Wetenschap - 28 november 2002

English Summary

English Summary

The Institute of Agricultural Economics (LEI) recently advised the Chinese government to commercialise its production of genetically modified (GM) rice.

According to the economic analysis of the potential effects of using biotechnology in commercial crops, which was carried out together with the Centre for Chinese Agricultural Policy, the country can earn five billion dollars more a year by stimulating the production of GM crops than if it were not to do this. The commercial exploitation of GM crops is still under discussion internationally. The EU forbids the import of these products and China wants to increase its agricultural exports. According to the LEI report, however, producing GM rice would lead to increases in yields that would benefit small farmers and improve the domestic market, as only 0.7% of the total rice yield is exported. One possible problem though is that if China starts to export more processed agricultural products it will not be able to guarantee that they are GM-free.
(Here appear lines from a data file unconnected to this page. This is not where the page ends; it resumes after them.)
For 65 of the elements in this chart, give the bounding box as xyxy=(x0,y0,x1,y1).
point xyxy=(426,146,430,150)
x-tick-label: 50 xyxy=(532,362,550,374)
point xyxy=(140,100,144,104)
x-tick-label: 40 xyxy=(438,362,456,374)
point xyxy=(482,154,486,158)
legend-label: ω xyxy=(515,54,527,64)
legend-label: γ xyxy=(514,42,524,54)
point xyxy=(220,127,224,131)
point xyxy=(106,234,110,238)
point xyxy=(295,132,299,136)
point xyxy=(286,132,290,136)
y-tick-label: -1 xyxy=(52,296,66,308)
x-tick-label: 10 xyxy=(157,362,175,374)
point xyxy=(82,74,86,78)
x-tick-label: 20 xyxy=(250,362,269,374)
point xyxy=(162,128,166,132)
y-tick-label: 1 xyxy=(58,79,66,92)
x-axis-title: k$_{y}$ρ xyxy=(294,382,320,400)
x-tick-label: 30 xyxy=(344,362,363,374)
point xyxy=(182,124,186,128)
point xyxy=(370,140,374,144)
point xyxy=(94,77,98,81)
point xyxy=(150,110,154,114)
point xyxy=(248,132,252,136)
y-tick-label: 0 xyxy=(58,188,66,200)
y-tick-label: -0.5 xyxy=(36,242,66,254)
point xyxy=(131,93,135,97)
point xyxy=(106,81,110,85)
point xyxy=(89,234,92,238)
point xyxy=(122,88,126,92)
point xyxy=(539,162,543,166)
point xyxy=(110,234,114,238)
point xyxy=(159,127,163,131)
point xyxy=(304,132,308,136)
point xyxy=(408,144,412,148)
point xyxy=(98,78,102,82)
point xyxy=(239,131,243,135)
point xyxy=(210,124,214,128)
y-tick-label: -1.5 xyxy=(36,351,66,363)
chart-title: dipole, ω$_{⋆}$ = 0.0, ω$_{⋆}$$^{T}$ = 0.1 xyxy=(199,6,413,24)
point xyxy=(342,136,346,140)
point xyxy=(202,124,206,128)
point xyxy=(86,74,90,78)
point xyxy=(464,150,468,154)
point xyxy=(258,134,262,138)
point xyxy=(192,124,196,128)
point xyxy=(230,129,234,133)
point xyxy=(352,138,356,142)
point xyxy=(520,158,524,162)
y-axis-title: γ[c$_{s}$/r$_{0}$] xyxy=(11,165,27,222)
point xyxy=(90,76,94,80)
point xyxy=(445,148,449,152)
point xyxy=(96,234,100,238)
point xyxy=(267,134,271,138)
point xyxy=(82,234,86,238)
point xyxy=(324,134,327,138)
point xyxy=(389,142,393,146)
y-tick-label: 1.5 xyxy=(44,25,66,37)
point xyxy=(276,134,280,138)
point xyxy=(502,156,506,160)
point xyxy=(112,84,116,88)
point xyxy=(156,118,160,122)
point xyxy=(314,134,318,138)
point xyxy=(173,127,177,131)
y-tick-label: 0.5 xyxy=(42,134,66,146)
The number of biotechnologists working on sponges in the world is small, but some of them are in Wageningen, including PhD student Detmer Sipkema. The Journal of Biotechnology is publishing a sponge theme number in January 2003, and Sipkema's findings will be published in it. He is working on the structure of seven sponge varieties. Nobody has yet succeeded in growing sponges in captivity, but the pharmaceutical industry is very interested in sponges because substances they contain are used in the production of a variety of medicines. When a sponge is separated into individual cells these cells rapidly form 'primmorphs' - tiny marble-like balls of cells whose function is not yet clear. Sipkema wants to try and raise sponges from primmorphs, as being less sensitive to temperature changes than sponges, they might be easier to cultivate under lab conditions. If it is not possible to grow sponges in this way, it may at least be possible to extract biomass from the primmorphs rather than from sponges.